上述した実施形態では、中間室70、壁部71、第3オリフィス72及びターボ分子ポンプ73を備える発生気体分析装置10としたが、図6に示すように、これを省略した発生気体分析装置10Cとしてもよい。こうしても、試料セル20を加熱した際に減圧室30で残留成分のガスが発生しにくく、ガスの分析精度をより高めることができる。
上述した実施形態では、管状抵抗炉40の形成領域よりも小さい試料セル20のセル本体21とする発生気体分析装置10としたが、図7に示すように、管状抵抗炉40の形成領域よりも大きい試料セル20Dのセル本体21Dとする発生気体分析装置10Dとしてもよい。こうしても、試料セル20を加熱した際に減圧室30で残留成分のガスが発生しにくく、ガスの分析精度をより高めることができる。

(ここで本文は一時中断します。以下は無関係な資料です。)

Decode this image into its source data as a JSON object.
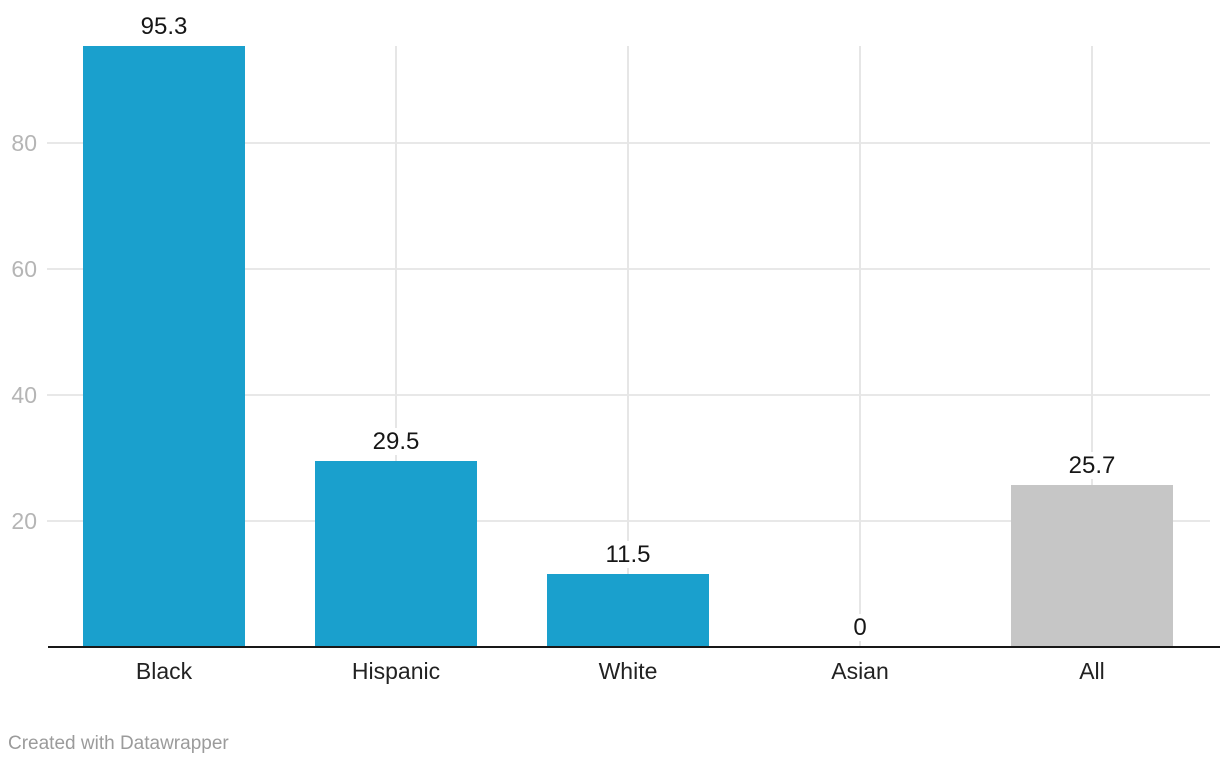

以下には、図1に示した発生気体分析装置10を作製して測定を行った結果について、図を用いて説明する。ここでは、第1オリフィス22、第2オリフィス52、第3オリフィス72及び四重極質量分析器62の軸調整の有無による測定結果への影響をも検討した。
図8は、発生気体分析装置10の第1オリフィス22の軸調整によるヘリウム気流中の酸素の測定スペクトルであり、図9は、発生気体分析装置10の第1オリフィス22の軸調整による20%O2/He気流中でのPbOの昇温脱離スペクトルである。ここで、各測定では、冷却トラップ80、82,84を作動させると共に、各真空ポンプ(拡散ポンプ33、ロータリポンプ34、ターボ分子ポンプ63,73、ロータリポンプ64,74)を駆動させ、減圧室30の内圧を高真空(10-1Torr以下)、測定室50を超高真空(10-3Torr以下)として行った。また、ここでは、上述した実施形態で説明した第1オリフィス22、検出器イオン化領域62a、第2オリフィス52及び第3オリフィス72の位置調整を行わずに組んだ発生気体分析装置10で測定したあと、これらの位置を調整して再度測定した。図8では、Heをキャリアガスとし、O2ガスを20%含むガスにより試料セル20の内圧を760Torrとする測定条件で行った。図9では、PbO試料を35mg、m/z=222〜225、キャリアガスを20%O2/He、昇温速度を10℃/分、到達温度を1450℃とし、試料セル20の内圧を760Torrとする測定条件で行った。図8,図9より、軸調整を行うことにより効果的に検出感度を高めることがわかった。また、図9より、1000℃を超え、1400℃程度の高温でも、高い測定精度で測定することができることがわかった。
以上の実験結果より、発生気体分析装置10では以下の効果が得られた。発生気体分析装置10では、試料セル20内を大気圧、減圧室30を高真空(10-1Torr以下)、測定室50を超高真空(10-3Torr以下)とし、試料セル20の第1オリフィス22から流出したガスが減圧室30の内壁などに残留してしまうのを抑制可能である。このため、試料セル20を加熱した際に減圧室30で残留成分のガスが発生しにくい。そして、試料載置部23と第1オリフィス22と第3オリフィス72と第2オリフィス52と検出器イオン化領域62aとが直線上に配設されているから、検出器イオン化領域62aへ導入される試料ガスは、他の壁面などに衝突することなく試料載置部23から生じたガスだけに限定される。この結果、発生気体分析装置10では、試料セル20の壁面や減圧室30の壁面などから発生した他の成分の流入を抑制し、高感度な分析を実現することができた。